As he did so masterfully in his New York Times best seller The Gatekeepers, Jacques Steinberg creates a compelling portrait of people obsessed with reaching a life-defining goal. In this instance, the target is an Ironman triathlon---a 2.4-mile open-water swim followed by a 112-mile bike ride, then finally a 26-mile marathon run, all of which must be completed in no more than 17 hours. Steinberg focuses not on the professional who live off the prize money and sponsorships, but on a handful of triathletes who regard the sport as a hobby.
Vividly capturing the grueling preparation, the suspense of completing each event of the triathlon, and the spectacular feats of human endurance, Steinberg plumbs the physical and emotional toll as well as the psychological payoff of the participants of the Ford Ironman Arizona 2009. His You Are an Ironman is both a riveting sports narrative and a fascinating, behind-the-scenes study of what makes these athletes keep going.
©2011 Jacques Steinberg (P)2011 Tantor
"Anyone dreaming of completing a triathlon or just seeking to get off the couch and into better shape will find inspiration here." (Kirkus)

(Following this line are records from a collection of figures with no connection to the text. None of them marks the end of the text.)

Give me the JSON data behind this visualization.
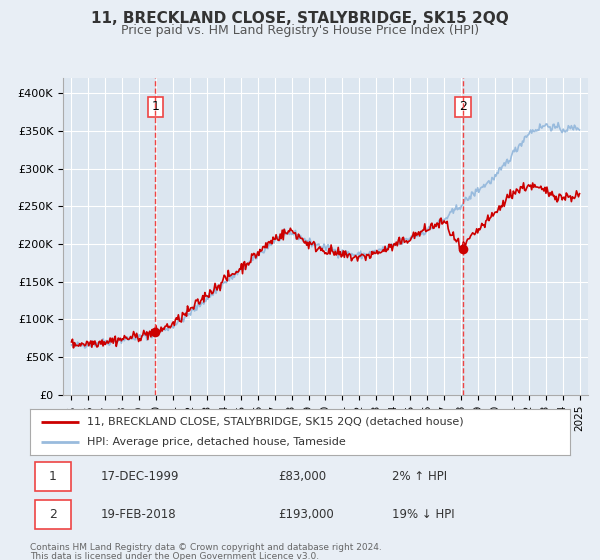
{
  "title": "11, BRECKLAND CLOSE, STALYBRIDGE, SK15 2QQ",
  "subtitle": "Price paid vs. HM Land Registry's House Price Index (HPI)",
  "bg_color": "#e8eef5",
  "plot_bg_color": "#dce6f0",
  "grid_color": "#ffffff",
  "red_line_color": "#cc0000",
  "blue_line_color": "#99bbdd",
  "marker1_date": 1999.96,
  "marker1_value": 83000,
  "marker2_date": 2018.13,
  "marker2_value": 193000,
  "vline_color": "#ee4444",
  "legend_entry1": "11, BRECKLAND CLOSE, STALYBRIDGE, SK15 2QQ (detached house)",
  "legend_entry2": "HPI: Average price, detached house, Tameside",
  "table_row1": [
    "1",
    "17-DEC-1999",
    "£83,000",
    "2% ↑ HPI"
  ],
  "table_row2": [
    "2",
    "19-FEB-2018",
    "£193,000",
    "19% ↓ HPI"
  ],
  "footer1": "Contains HM Land Registry data © Crown copyright and database right 2024.",
  "footer2": "This data is licensed under the Open Government Licence v3.0.",
  "ylim": [
    0,
    420000
  ],
  "xlim_start": 1994.5,
  "xlim_end": 2025.5,
  "yticks": [
    0,
    50000,
    100000,
    150000,
    200000,
    250000,
    300000,
    350000,
    400000
  ],
  "ytick_labels": [
    "£0",
    "£50K",
    "£100K",
    "£150K",
    "£200K",
    "£250K",
    "£300K",
    "£350K",
    "£400K"
  ],
  "xticks": [
    1995,
    1996,
    1997,
    1998,
    1999,
    2000,
    2001,
    2002,
    2003,
    2004,
    2005,
    2006,
    2007,
    2008,
    2009,
    2010,
    2011,
    2012,
    2013,
    2014,
    2015,
    2016,
    2017,
    2018,
    2019,
    2020,
    2021,
    2022,
    2023,
    2024,
    2025
  ],
  "hpi_base_years": [
    1995,
    1996,
    1997,
    1998,
    1999,
    2000,
    2001,
    2002,
    2003,
    2004,
    2005,
    2006,
    2007,
    2008,
    2009,
    2010,
    2011,
    2012,
    2013,
    2014,
    2015,
    2016,
    2017,
    2018,
    2019,
    2020,
    2021,
    2022,
    2023,
    2024,
    2025
  ],
  "hpi_base_vals": [
    65000,
    67500,
    70000,
    73000,
    77000,
    82000,
    92000,
    108000,
    128000,
    148000,
    165000,
    185000,
    205000,
    215000,
    203000,
    195000,
    188000,
    185000,
    190000,
    198000,
    208000,
    218000,
    232000,
    252000,
    272000,
    288000,
    318000,
    348000,
    358000,
    352000,
    355000
  ],
  "prop_base_years": [
    1995,
    1996,
    1997,
    1998,
    1999,
    2000,
    2001,
    2002,
    2003,
    2004,
    2005,
    2006,
    2007,
    2008,
    2009,
    2010,
    2011,
    2012,
    2013,
    2014,
    2015,
    2016,
    2017,
    2018,
    2019,
    2020,
    2021,
    2022,
    2023,
    2024,
    2025
  ],
  "prop_base_vals": [
    67000,
    68500,
    71000,
    74000,
    78000,
    84000,
    94000,
    112000,
    133000,
    152000,
    168000,
    188000,
    208000,
    218000,
    200000,
    192000,
    185000,
    182000,
    188000,
    197000,
    208000,
    220000,
    230000,
    193000,
    218000,
    240000,
    268000,
    278000,
    270000,
    262000,
    265000
  ]
}
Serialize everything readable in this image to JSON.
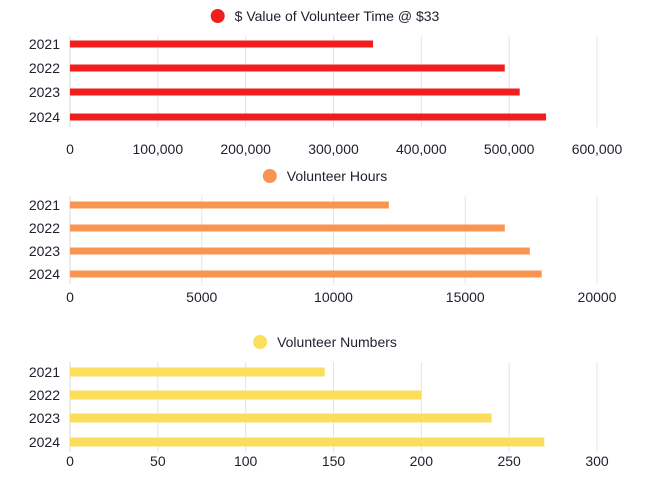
{
  "charts": [
    {
      "type": "bar",
      "orientation": "horizontal",
      "legend": "$ Value of Volunteer Time @ $33",
      "color": "#f21d1d",
      "categories": [
        "2021",
        "2022",
        "2023",
        "2024"
      ],
      "values": [
        345000,
        495000,
        512000,
        542000
      ],
      "xlim": [
        0,
        600000
      ],
      "xticks": [
        0,
        100000,
        200000,
        300000,
        400000,
        500000,
        600000
      ],
      "xtick_labels": [
        "0",
        "100,000",
        "200,000",
        "300,000",
        "400,000",
        "500,000",
        "600,000"
      ],
      "grid": true,
      "legend_position": "top-center"
    },
    {
      "type": "bar",
      "orientation": "horizontal",
      "legend": "Volunteer Hours",
      "color": "#f99451",
      "categories": [
        "2021",
        "2022",
        "2023",
        "2024"
      ],
      "values": [
        12100,
        16500,
        17450,
        17900
      ],
      "xlim": [
        0,
        20000
      ],
      "xticks": [
        0,
        5000,
        10000,
        15000,
        20000
      ],
      "xtick_labels": [
        "0",
        "5000",
        "10000",
        "15000",
        "20000"
      ],
      "grid": true,
      "legend_position": "top-center"
    },
    {
      "type": "bar",
      "orientation": "horizontal",
      "legend": "Volunteer Numbers",
      "color": "#fbde5c",
      "categories": [
        "2021",
        "2022",
        "2023",
        "2024"
      ],
      "values": [
        145,
        200,
        240,
        270
      ],
      "xlim": [
        0,
        300
      ],
      "xticks": [
        0,
        50,
        100,
        150,
        200,
        250,
        300
      ],
      "xtick_labels": [
        "0",
        "50",
        "100",
        "150",
        "200",
        "250",
        "300"
      ],
      "grid": true,
      "legend_position": "top-center"
    }
  ]
}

I have been listening to a lot of inspirational endurance athlete type books while training for a marathon, and honestly this is not one of the best. There is a fascinating intro about the history of the Ironman, but then it drags into a very long and boring stretch (the vast majority of the book) of basically just doing through the training logs of the participants, and reading their blogs (which in turn are just descriptions of their training). Too many characters that are not distinct enough so in audiobook form it is easy to zone out as to whose cold swim or century bike ride you are hearing about. Lots of stories of minor injuries and getting over them which don't really go anywhere. I will say that it does impress upon you the sheer volume of training that an Ironman requires, which blows my marathon training out of the water.
For this type of book I would greatly recommend Born to Run, Eat and Run or Finding Ultra before this book.
Commuter and lover of audio books.
It was very motivational.
It was great at motivating me to get off my booty and start moving again. WARNING: Don't listen to if you want to be a couch potato!
The narrator persistently pronounces the word "Triathalon"... a pet peeve I guess, but really irritating to me.
The stories in this book are as real life and varied as you can get. It was a fun listen that was easy to get into. It made me feel that the goal of an ironman is possible even for those of us with busy lives and starting points wrt our training. If the Ironman highlight videos on youtube have captured your attention - this listen is for you!
Kirby's reading makes this very personal. His use of tone, inflection and personal flare for speaking like the characters in the book was a highlight.
The entire last chapter of walking through raceday with each of the charaters was a delight. Talk of the comraderie shown on the course and personal moments each experienced definitely changed my view of what racing in an ironman could be - for the better!
I listened to this book while training for a marathon so I had lots of miles to fill. I found it to be enjoyable and inspiring. It is not a "how to" guide for training for an Ironman -- instead it is a collection of stories about regular people who, for whatever reason, decide to train and participate in the Ironman Arizona 2009 race. On occasion it because a little confusing remembering which person was which (there were about 8) when starting a new chapter, but if I kept listening I always figured it out.
Stories are very personal and personable -- I had no problem listening to up to 2 hours while running. I did listen to it on 1 1/2 speed (as I do all audiobooks) because I find that more interesting.
Great book about fairly ordinary people of various ages that have jobs, kids, lives, etc. but decide to pursue competing in an Ironman race. This is the best fitness bio I have read to date. It motivates me to keep working out since these people aren't so different than me. Really enjoyed it.
I love ironman/ultrarunning/cycling/endurance books of any nature but struggled to the end of this one (on 2x).
But it might be a good listen for someone who knows nothing of triathlons or working out in general.
Robot-like reading of a story about regular folks who find ironman. Great concept but terrible execution:
Author reads from blogs for a good portion of it. Including "lol" as "elll-ooo-elll"
Author always includes a textbook-like definitions of what I might consider common terms: Camelbak, black recluse spider, brick workout, Hammergel. Probably beneficial for some, but others can listen to it at 2x and get the gist.
After hearing these stories, I am seriously considering the jump from half to full. I did some long runs listening to this book and quite honestly cried along the way.
I love the stories of Ironman and I appreciated the stories of the average age grouper - like me.
And I find myself wondering how these athletes are doing now.
Decent story and I'm a huge Kirby Heyborne fan but he and the editors of a triathlon focused book should know it's not pronounced triath-a-lon. Drove me nuts. Couldn't finish the book.